The news for San Francisco, on the other hand, is abundant—and glum:

Photo by Sundry Photography
  • ApartmentList still records the lowest (and, they claim, most accurate) citywide SF median with $2,440/month for one-bedroom apartment (up 1.3 percent since 2017), and also the smallest gap between San Francisco and second place New York City at just $370. “San Francisco’s year-over-year rent growth lags the state average [...] as well as the national average,” according to ApartmentList.
  • Zumper has been in something of a Zump slump for the past few months, with the median price of a one-bedroom San Francisco apartment flat on the site for several months in a row. This month the trend finally broke, but unfortunately the break went against renters, as the median rent ticked up $40 to $3,440/month, up 2.1 percent from last year.

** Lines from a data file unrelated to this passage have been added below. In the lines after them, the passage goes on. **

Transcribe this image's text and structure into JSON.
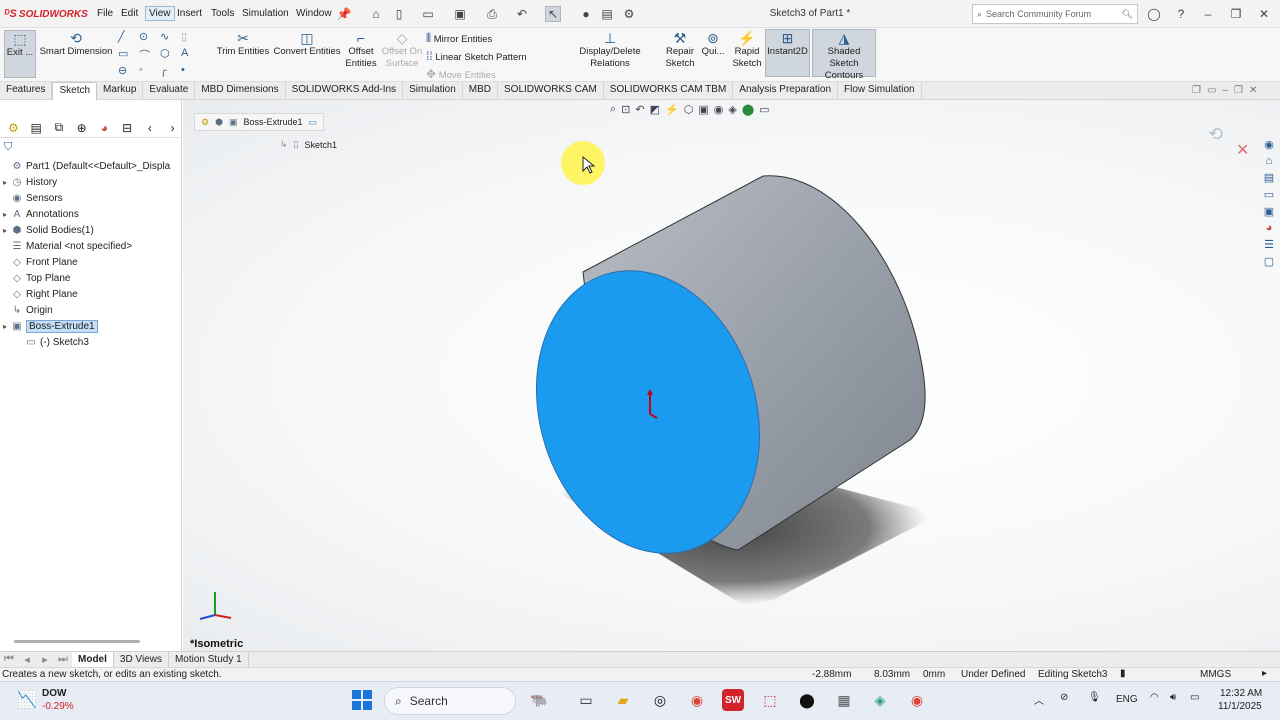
{
  "app": {
    "brand": "SOLIDWORKS",
    "doc_title": "Sketch3 of Part1 *",
    "brand_color": "#d2232a"
  },
  "menu": {
    "file": "File",
    "edit": "Edit",
    "view": "View",
    "insert": "Insert",
    "tools": "Tools",
    "simulation": "Simulation",
    "window": "Window"
  },
  "search": {
    "placeholder": "Search Community Forum"
  },
  "ribbon": {
    "exit": "Exit ...",
    "smart_dimension": "Smart Dimension",
    "trim": "Trim Entities",
    "convert": "Convert Entities",
    "offset": "Offset Entities",
    "offset_surface": "Offset On Surface",
    "mirror": "Mirror Entities",
    "linear_pattern": "Linear Sketch Pattern",
    "move": "Move Entities",
    "display_delete": "Display/Delete Relations",
    "repair": "Repair Sketch",
    "quick": "Qui...",
    "rapid": "Rapid Sketch",
    "instant2d": "Instant2D",
    "shaded": "Shaded Sketch Contours"
  },
  "tabs": [
    "Features",
    "Sketch",
    "Markup",
    "Evaluate",
    "MBD Dimensions",
    "SOLIDWORKS Add-Ins",
    "Simulation",
    "MBD",
    "SOLIDWORKS CAM",
    "SOLIDWORKS CAM TBM",
    "Analysis Preparation",
    "Flow Simulation"
  ],
  "active_tab": "Sketch",
  "tree": [
    {
      "label": "Part1  (Default<<Default>_Displa",
      "icon": "part-icon",
      "arrow": ""
    },
    {
      "label": "History",
      "icon": "history-icon",
      "arrow": "▸"
    },
    {
      "label": "Sensors",
      "icon": "sensors-icon",
      "arrow": ""
    },
    {
      "label": "Annotations",
      "icon": "annotations-icon",
      "arrow": "▸"
    },
    {
      "label": "Solid Bodies(1)",
      "icon": "solid-bodies-icon",
      "arrow": "▸"
    },
    {
      "label": "Material <not specified>",
      "icon": "material-icon",
      "arrow": ""
    },
    {
      "label": "Front Plane",
      "icon": "plane-icon",
      "arrow": ""
    },
    {
      "label": "Top Plane",
      "icon": "plane-icon",
      "arrow": ""
    },
    {
      "label": "Right Plane",
      "icon": "plane-icon",
      "arrow": ""
    },
    {
      "label": "Origin",
      "icon": "origin-icon",
      "arrow": ""
    },
    {
      "label": "Boss-Extrude1",
      "icon": "extrude-icon",
      "arrow": "▸"
    },
    {
      "label": "(-) Sketch3",
      "icon": "sketch-icon",
      "arrow": ""
    }
  ],
  "selected_tree_item": "Boss-Extrude1",
  "breadcrumb": {
    "item1": "Boss-Extrude1",
    "item2": "Sketch1"
  },
  "viewport": {
    "view_name": "*Isometric",
    "face_color": "#1a9bf0",
    "body_color": "#9aa0aa"
  },
  "bottom_tabs": [
    "Model",
    "3D Views",
    "Motion Study 1"
  ],
  "status": {
    "message": "Creates a new sketch, or edits an existing sketch.",
    "x": "-2.88mm",
    "y": "8.03mm",
    "z": "0mm",
    "state": "Under Defined",
    "mode": "Editing Sketch3",
    "units": "MMGS"
  },
  "taskbar": {
    "stock_name": "DOW",
    "stock_change": "-0.29%",
    "search": "Search",
    "lang": "ENG",
    "time": "12:32 AM",
    "date": "11/1/2025"
  }
}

  • Those looking for good news for SF can turn to Abodo, although that good news comes only by a slender margin as the site records a median rent of $3,352/month. That’s down 1.67 percent from Abodo’s one-bedroom median a week ago; the site doesn’t list a year over year change, but referencing 2017’s reports we find it’s also down year over year—by exactly $1. Don’t spend it all in one place.
  • Finally, RENTCafe gets the dubious honor of marking the absolute highest single-bedroom median in the city, in this case $3,443/month, up 2.4 percent since last year, although this figure is a few weeks out of date now as RENTCafe’s report lingers behind its competitors and more recent figures will probably post in a few days time.
  • For comparison, the median price for a single bedroom this week on Craigslist is $3,110 from 1,674 ads, with a high of $34,445/month (yes) and a low of $650/month. In Berkeley it’s $2,300, based on just 282 ads.